Татьяна Васильевна, по обыкновенію своему, сидѣла въ гостиной у круглаго стола, на которомъ лежали двѣ разсыпанныя колоды картъ. Татьяна Васильевна только-что окончила какой-то гранпасьянсъ, который, вѣроятно, вышелъ, потому-что она была весела и улыбалась препріятно. Ладошинъ въ креслахъ возлѣ нея. Анюта и Софья Павловна, по-прежнему,-- одна на диванѣ съ работою, другая за пяльцами. Мавра Даниловна съ чулкомъ у печки; у самыхъ дверей управляющій Татьяны Васильевны, едва держась на кончикѣ стула и вытянутый въ струнку.
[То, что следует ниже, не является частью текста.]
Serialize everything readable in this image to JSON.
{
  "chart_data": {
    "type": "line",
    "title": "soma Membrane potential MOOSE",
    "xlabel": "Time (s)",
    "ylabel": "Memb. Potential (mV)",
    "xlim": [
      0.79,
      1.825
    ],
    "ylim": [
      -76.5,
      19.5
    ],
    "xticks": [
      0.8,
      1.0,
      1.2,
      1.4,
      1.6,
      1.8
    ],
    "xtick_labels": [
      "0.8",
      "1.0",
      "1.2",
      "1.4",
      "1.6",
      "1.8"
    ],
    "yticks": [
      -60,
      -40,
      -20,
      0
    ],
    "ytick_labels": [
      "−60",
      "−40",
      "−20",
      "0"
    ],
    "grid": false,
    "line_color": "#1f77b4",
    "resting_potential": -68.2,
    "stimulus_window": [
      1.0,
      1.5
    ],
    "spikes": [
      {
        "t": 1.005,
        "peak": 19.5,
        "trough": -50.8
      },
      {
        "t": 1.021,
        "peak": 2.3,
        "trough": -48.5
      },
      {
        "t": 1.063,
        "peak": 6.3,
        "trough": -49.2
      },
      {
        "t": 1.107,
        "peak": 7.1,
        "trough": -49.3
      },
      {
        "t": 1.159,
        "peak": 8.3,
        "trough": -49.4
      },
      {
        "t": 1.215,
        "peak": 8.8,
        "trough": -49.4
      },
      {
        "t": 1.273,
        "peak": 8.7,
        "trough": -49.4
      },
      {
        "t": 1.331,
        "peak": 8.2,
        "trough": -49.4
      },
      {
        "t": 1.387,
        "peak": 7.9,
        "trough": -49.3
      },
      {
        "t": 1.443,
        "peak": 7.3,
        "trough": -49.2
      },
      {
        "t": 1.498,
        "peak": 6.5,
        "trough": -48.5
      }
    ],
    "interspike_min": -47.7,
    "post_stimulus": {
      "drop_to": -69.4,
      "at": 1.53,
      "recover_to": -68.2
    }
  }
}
-- Слышите, Савелій Яковлевичъ, говорила Татьяна Васильевна, обращаясь къ своему управляющему.-- Вотъ какъ хозяева-то! Греча вся обмолочена и ужь въ сусѣкахъ.
Управляющій всталъ.
-- Я ничего не скажу противъ Савелья Яковлевича, продолжала Татьяна Васильевна: -- но онъ слишкомъ-слабъ, а мужики такой народъ, что строгость съ ними необходима. Это лѣнтяи; дай имъ потачку, такъ они и своего не запашутъ... Садись, Савелій Яковлевичъ.
-- Вашему Савелью Яковлевичу хорошо, сказалъ Ладошинъ.-- Ему остается только исполнять ваши приказанія; вы сами все видите, все знаете.
-- Нѣтъ, батюшка; куда ужь мнѣ теперь! Прежде, точно, и любила хозяйство, и знала-таки кое-что; а теперь гдѣ ужь мнѣ! Я стара и слаба стала. Не повѣрите, какъ слаба! Знаете, иногда проснусь поутру, такъ съ постели встать силы нѣтъ.
-- Это не старость, Татьяна Васильевна. Какія же ваши лѣта? а вы всегда были сложенія слабаго...
-- Нѣтъ, съ-молоду я была здорова. У меня такой заботливый характеръ, Владиміръ Григорьевичъ, а вѣдь это хуже старости. Конечно, за себя мнѣ нечего Бога гнѣвить. Да вотъ эти сокрушили (она указала на Анюту). Что дѣлать! своихъ дѣтей Богъ не далъ, такъ объ этихъ сокрушаюсь.
-- Хорошо, Татьяна Васильевна, когда есть о комъ сокрушаться, да хорошо, когда есть кому по насъ потужить. А вотъ извольте-ка на меня посмотрѣть: вѣдь круглый сирота!
-- Какъ жалко! сказала Татьяна Васильевна, засмѣявшись.-- И вподлинну сирота!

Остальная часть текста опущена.